Speculative Decoding
A discussion around tokenizers in slack leads to following comment:
Would be the natural progression after you arrive at the fact taking three steps to get sm
art
er
may be inefficient when there is a high proba it’s going to be smarter
That’s a good explanation of the intuition behind speculative decoding.
1 Speculative Sampling and Speculative Decoding
DeepMind and Google published two paper around the same time regarding this algorithm.
Define notations as follow:
$M_p$ = draft model (llama-7b)
$M_q$ = target model (llama-70b)
$pf$ = prefix, $K$ = 5
Do following two steps in parallel.
- Run draft model for K steps to generate K tokens (generate K distributions over the vacab p(x) and sample out of them)
- Run target model once to get distributions of K+1 tokens (q(x) only, No sampling here) The key algorithm is reject sampling, accept or reject tokens based on values of p/q For the first rejected token $i$, we will reject all the token after it and generate token $i$ since we already have $q(i)$, why waste it?
The tricky part is that we are not directly sampling from it, but sample the final token from $(q(x)-p(x))_+$ (The positive part of q(x) minus p(x), the red marked area in the pic below). Why doing it
- case 1 is area 1
- case 2 is area 2
- With red marked area, we covers the whole q distribution.

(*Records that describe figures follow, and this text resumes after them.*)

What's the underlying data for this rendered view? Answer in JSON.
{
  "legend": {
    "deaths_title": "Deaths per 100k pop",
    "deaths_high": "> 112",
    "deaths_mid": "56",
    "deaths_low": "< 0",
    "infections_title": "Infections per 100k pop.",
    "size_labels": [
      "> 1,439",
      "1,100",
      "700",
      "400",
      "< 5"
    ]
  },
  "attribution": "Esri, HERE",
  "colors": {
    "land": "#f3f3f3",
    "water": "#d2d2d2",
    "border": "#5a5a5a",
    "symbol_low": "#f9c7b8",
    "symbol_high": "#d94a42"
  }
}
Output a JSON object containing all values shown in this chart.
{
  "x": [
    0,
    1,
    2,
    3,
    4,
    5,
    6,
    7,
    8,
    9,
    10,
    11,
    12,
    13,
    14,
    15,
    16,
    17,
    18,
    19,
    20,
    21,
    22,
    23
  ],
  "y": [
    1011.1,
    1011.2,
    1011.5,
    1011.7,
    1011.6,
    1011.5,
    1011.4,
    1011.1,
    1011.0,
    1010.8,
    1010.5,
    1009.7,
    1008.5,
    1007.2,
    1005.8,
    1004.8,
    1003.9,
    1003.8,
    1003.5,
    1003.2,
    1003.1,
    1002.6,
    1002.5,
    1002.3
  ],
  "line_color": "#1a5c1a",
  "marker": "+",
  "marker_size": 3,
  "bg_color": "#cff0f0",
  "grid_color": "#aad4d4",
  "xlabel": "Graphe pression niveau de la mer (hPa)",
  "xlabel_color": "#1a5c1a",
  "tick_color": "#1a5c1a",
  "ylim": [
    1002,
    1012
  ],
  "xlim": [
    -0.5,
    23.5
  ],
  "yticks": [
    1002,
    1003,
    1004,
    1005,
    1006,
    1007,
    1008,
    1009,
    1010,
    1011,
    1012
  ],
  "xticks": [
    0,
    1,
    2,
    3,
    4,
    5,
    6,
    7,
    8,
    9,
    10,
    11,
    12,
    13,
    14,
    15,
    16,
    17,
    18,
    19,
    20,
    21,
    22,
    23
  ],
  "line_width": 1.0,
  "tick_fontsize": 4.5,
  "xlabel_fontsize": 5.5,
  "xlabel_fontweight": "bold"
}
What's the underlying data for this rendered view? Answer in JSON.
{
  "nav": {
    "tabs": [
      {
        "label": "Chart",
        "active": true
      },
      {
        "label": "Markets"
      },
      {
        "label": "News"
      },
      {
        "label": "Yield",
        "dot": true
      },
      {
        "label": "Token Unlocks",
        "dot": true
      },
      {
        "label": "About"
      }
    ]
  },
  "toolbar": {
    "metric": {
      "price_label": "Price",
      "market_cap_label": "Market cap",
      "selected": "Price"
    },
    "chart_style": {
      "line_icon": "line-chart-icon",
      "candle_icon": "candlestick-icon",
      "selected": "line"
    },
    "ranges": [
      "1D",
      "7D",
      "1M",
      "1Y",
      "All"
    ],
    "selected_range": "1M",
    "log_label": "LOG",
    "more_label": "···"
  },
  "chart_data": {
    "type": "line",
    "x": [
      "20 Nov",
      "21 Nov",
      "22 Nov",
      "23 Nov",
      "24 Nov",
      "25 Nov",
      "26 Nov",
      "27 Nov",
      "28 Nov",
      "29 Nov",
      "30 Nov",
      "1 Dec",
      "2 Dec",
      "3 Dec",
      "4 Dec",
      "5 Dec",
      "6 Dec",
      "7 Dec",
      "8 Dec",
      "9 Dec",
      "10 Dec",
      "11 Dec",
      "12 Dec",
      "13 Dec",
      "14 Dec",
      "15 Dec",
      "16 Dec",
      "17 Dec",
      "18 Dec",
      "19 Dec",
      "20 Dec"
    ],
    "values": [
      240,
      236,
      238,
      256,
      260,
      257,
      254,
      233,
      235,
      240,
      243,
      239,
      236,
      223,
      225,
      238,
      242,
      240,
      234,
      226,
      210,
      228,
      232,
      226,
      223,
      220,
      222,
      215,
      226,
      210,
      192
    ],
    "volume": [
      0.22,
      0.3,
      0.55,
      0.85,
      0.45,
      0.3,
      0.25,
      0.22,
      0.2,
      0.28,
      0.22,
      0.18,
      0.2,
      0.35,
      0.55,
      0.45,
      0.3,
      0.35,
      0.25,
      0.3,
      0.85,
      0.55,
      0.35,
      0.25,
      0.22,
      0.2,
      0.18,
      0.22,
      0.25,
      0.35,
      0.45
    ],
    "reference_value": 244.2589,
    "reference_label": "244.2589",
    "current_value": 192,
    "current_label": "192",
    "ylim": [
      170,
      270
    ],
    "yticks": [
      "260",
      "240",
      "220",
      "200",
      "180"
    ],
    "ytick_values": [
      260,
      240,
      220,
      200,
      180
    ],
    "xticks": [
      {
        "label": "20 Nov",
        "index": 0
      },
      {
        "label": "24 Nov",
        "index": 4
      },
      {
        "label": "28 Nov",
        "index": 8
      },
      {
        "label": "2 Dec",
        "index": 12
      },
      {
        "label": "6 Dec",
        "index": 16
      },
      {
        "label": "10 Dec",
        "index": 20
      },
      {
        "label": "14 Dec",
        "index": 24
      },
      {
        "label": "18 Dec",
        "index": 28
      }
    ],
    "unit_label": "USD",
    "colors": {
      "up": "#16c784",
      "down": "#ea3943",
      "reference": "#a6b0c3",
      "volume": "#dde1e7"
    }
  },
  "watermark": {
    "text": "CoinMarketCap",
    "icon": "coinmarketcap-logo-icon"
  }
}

So doing so can make sure our token distribution is lossless, exactly $q(x)$
This step is important to make sure we generate at least 1 token (When first token is rejected). The worse case is to generate 1 token in each pass, and the best case is to generate K+1 tokens, so speedup is garanteened. (The last token would sample from $q(x)$)
2 Medusa
Tianlei Li from Princeton/Together.ai and Yuhong Li from UIUC published Medusa paper in early 2024.
3 Others
Latest paper from Meta. Similar to Medusa?